With appreciation for Habitat For Humanity and others, and despite an urgent need, more homes for the homeless and prisons for the less fortunate is dumping more dirt on a dam. As the reservoir’s area and depth increase a higher dam is futile. Someone needs to say, “Hey! Where the hell is all this water coming from? Grab a canoe. Let’s paddle upstream and see. Maybe we can ditch the water to agriculture, industry, cities.”
With over half its workforce in bread lines, President Franklin D. Roosevelt gave America “The New Deal”, the Civil Conservation Corps (CCC) and Works Projects Administration (WPA) its Crown Jewels. In the CCCs, for three hots, a cot and a stipend young men were set to work building
bridges, roads, trails, fire lookout towers, airport landing fields, dams, ditches, canals, camp and picnic grounds, lakes and ponds; worked in tree and shrub nurseries, on insect and plant disease control; in fire prevention, rangeland, and steam improvement; stocking fish and assorted emergency work.*
Works Projects Administration (WPA) employees constructed over a half-million miles of roads
10,000 bridges, airports and housing, schools, libraries, courthouses, hospitals, sidewalks, waterworks, and post-offices . . . museums, swimming pools, parks, community centers, playgrounds, coliseums, markets, fairground, tennis courts, zoos, botanical gardens, auditoriums, waterfronts, city halls, gyms, and university unions.
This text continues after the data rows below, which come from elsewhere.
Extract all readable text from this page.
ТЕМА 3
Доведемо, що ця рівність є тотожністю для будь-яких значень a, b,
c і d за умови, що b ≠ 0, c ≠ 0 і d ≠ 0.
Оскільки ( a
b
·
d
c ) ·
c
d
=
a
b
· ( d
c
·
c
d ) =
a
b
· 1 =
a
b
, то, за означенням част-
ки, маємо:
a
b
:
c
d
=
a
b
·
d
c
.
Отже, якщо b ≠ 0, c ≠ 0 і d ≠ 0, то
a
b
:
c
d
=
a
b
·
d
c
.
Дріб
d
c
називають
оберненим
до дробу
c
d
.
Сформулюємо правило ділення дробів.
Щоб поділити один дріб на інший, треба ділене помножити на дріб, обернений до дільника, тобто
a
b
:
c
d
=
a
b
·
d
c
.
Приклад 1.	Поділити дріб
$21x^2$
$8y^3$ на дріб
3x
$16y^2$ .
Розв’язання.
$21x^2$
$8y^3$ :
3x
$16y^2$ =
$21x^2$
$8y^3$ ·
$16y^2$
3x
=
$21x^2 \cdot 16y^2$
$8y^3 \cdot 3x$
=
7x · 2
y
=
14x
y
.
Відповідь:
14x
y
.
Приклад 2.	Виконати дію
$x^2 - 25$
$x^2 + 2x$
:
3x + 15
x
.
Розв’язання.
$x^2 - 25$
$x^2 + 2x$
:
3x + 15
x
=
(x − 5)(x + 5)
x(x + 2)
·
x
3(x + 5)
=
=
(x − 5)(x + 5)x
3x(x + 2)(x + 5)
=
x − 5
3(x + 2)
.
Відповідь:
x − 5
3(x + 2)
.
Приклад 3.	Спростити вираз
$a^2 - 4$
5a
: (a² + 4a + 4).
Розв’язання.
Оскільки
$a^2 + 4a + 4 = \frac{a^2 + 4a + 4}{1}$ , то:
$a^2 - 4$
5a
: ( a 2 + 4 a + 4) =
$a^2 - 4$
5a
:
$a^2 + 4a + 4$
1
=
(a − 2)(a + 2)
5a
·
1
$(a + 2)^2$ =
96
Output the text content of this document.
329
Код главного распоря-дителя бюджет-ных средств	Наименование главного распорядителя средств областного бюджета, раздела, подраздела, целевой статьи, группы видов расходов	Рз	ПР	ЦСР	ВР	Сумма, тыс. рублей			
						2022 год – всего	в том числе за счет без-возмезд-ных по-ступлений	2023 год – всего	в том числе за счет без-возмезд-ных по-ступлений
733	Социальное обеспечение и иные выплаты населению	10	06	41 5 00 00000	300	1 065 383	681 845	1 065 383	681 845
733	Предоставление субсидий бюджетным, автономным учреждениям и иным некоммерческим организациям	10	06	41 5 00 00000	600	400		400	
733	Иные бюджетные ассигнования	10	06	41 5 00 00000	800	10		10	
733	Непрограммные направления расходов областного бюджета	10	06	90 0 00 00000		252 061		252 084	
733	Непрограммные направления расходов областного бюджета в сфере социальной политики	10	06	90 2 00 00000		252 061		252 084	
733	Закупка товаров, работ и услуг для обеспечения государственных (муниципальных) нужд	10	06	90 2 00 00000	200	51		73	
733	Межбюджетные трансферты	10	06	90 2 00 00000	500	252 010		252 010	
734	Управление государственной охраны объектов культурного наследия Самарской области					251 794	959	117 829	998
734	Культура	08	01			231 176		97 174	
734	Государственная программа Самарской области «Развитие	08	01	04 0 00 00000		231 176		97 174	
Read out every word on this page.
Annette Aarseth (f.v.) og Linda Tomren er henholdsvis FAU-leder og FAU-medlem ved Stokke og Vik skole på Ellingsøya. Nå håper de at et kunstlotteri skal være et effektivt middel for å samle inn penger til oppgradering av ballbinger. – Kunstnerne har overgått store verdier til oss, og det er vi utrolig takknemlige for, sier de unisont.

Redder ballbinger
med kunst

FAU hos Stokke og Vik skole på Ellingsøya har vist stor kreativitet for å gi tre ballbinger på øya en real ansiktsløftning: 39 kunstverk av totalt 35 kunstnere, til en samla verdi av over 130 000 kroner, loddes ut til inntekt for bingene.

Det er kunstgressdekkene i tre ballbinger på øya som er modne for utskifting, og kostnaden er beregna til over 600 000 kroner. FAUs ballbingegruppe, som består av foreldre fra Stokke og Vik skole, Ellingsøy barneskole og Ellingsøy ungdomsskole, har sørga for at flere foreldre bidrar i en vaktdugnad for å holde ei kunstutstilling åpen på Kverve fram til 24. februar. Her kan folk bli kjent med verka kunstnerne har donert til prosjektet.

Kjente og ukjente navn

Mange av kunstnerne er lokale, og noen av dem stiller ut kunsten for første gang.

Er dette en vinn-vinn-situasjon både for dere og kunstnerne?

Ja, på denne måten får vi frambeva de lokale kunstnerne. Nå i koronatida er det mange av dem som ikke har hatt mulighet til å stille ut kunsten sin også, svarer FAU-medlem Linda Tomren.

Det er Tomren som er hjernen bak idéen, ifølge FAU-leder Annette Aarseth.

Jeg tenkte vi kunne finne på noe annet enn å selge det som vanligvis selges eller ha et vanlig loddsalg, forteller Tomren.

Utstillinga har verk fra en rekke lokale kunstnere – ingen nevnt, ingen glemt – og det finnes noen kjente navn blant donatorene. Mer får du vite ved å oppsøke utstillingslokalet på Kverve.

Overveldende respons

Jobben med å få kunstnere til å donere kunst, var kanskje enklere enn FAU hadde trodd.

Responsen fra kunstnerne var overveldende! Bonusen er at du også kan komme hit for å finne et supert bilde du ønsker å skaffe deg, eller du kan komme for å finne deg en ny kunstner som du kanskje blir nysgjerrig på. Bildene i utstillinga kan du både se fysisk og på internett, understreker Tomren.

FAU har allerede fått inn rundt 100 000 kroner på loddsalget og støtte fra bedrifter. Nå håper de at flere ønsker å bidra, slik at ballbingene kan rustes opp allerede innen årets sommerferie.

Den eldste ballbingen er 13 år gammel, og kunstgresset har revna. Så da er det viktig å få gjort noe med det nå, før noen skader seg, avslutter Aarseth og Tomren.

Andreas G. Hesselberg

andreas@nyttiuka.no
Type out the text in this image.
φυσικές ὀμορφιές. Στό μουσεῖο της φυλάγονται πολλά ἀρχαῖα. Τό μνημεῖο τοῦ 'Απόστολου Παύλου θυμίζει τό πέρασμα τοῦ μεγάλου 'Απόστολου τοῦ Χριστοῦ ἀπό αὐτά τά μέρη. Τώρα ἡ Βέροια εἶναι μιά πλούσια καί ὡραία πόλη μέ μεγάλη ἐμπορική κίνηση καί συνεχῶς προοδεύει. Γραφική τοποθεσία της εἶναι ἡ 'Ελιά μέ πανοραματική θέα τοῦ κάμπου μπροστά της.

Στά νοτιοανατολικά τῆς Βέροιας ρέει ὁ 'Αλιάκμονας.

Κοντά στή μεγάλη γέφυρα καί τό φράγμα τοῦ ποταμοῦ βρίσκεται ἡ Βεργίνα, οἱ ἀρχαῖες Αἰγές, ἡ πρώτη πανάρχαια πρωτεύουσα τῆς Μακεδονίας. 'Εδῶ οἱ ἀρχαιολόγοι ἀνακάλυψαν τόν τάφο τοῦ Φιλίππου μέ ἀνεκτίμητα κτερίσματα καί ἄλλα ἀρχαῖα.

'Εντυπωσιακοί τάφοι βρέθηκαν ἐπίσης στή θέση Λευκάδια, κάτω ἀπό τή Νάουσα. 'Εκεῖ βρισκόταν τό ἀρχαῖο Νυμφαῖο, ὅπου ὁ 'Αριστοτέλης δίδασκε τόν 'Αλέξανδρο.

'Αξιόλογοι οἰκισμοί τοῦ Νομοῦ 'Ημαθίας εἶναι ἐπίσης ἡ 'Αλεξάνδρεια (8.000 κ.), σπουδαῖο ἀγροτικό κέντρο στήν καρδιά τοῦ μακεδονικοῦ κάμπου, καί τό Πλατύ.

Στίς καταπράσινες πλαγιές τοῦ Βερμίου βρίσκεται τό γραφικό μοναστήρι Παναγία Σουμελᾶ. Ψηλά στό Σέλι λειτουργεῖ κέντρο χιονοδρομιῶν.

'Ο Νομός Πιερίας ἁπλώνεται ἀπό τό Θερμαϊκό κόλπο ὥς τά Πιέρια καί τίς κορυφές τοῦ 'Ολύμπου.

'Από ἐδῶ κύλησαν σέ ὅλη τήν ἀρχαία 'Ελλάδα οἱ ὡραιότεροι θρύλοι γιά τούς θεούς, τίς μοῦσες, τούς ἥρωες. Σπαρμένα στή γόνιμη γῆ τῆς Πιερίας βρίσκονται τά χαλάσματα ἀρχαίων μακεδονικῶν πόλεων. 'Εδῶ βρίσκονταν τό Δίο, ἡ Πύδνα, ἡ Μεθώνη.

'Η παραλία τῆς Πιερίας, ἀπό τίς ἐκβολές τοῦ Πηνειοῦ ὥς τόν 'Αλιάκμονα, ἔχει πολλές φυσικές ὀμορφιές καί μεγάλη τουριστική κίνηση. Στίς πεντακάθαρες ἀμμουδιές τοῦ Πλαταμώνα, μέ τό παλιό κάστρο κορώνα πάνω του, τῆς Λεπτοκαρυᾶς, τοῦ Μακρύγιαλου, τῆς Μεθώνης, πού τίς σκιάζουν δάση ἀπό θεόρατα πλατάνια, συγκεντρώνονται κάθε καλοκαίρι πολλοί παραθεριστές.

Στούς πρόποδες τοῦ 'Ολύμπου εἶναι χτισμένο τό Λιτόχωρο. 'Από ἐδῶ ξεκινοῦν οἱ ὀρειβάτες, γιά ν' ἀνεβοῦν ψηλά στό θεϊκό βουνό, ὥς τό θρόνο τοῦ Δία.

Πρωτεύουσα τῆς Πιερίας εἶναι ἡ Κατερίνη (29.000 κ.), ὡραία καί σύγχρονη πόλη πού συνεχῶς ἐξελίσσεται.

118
Most of these are still in use today.
It’s Tennesse Valley Authority constructed dams for electrical power and irrigation.*
I’m surprised and heartened to learn It didn’t stop with sweat work. Under “Federal Project Number One” the WPA employed musicians, artists, writers, actors and directors in its Federal Writers’ Project, (FWP), Historical Records Survey (HRS), Federal Theater Project (FTP), Federal Music Project (FMP), and Federal Art Project (FAP). How’s that ? Government dollars for artsy, fartsy nonsense! Anathema!
I enumerate The New Deal’s projects and accomplishment to demonstrate where there’s a will there’s work. Not “make work,” significant, substantial work.
Could today’s America stomach a New Deal? As I see it, government employing the homeless would face three roadblocks: Bureaucracy, Free Enterprise, able and willing workers.
With five hundred of America’s most inflated egos pushing, shoving, schmoozing, cajoling, wheeling-dealing, and threatening, it’s astonishing anything gets done in Washington D.C—Some argue it doesn’t. Fact is, without a heavy-duty shove from “K Street” any hope that Congress would pass legislation to help the homeless, dispossessed and mentally ill makes a Megabucks ticket seem a reasonable bet.
Roadblock two: On any suggestion of Government hiring folks for work it is not and otherwise would not do would trigger shrieks of “Communism!”, “Meddling in the Free Market!” from Business.
Roadblock three: Despite our homeless tragedy, finding able and willing workers is a challenge. Folks sleeping on sidewalks in tents and under tarps appear to fall in three groups: workers who’s jobs were shipped to China, Mexico or India or were sacrificed to financial profit, those who have never been employed, and the mentally ill.
A century back America’s work ethic was dramatically different. Most of those in nineteen twenty-nine bread lines had worked, knew how to work and wanted to work. Likewise, most of today’s laid-off workers would grab any chance of a paycheck.
I hope it’s only my prejudice but many of today’s homeless appear to have grown up where few people held steady jobs. For these folks, learning to crawl out to a five-thirty alarm and show up eight hours a day five days a week would seem to demand cradle-up retraining. The means to break this cycle demands wisdom far beyond my poor power.
Confronting America’s mental illness crisis is, to the contrary, a no-brainer. When Ronald Reagan knocked funding for Federal mental health treatment and research in the head, the mentally ill were shoved off a cliff and have never climbed back up.
In the end, fixing homelessness, its causes, implications and consequences is a choice, a matter of will, i.e. Public dollars. Do we give tax breaks to the top five percent or invest in the ten percent who, through happenstance, can’t or wont work or suffer brain diseases equivalent to cancer? For a pittance of what we spend on rockets, satellites and space stations, for putting men on the Moon and Rovers on Mars, for Cassini’s snapshots of Pluto we could at least attempt to ingrate the homeless into the workforce here on Earth.
The New Deal demonstrates where there’s as willingness to make the effort, to invest the dollars, to think out of the box, there is worthwhile work for the homeless and otherwise unemployed. Can that century-old model be exporter into twenty-first century America? Given today’s Politics, Business and, despite available bodies, the questionable nature of an able, willing Workforce, the prospect appears bleak.
In an arctic or temperate climate a roof overhead is essential. By itself, more housing treats only the symptom, not the root issues. More dirt on the dam allows the reservoit to grow larger and deeper. Switching metaphors, housing by itself is a band aid on a growing abscess.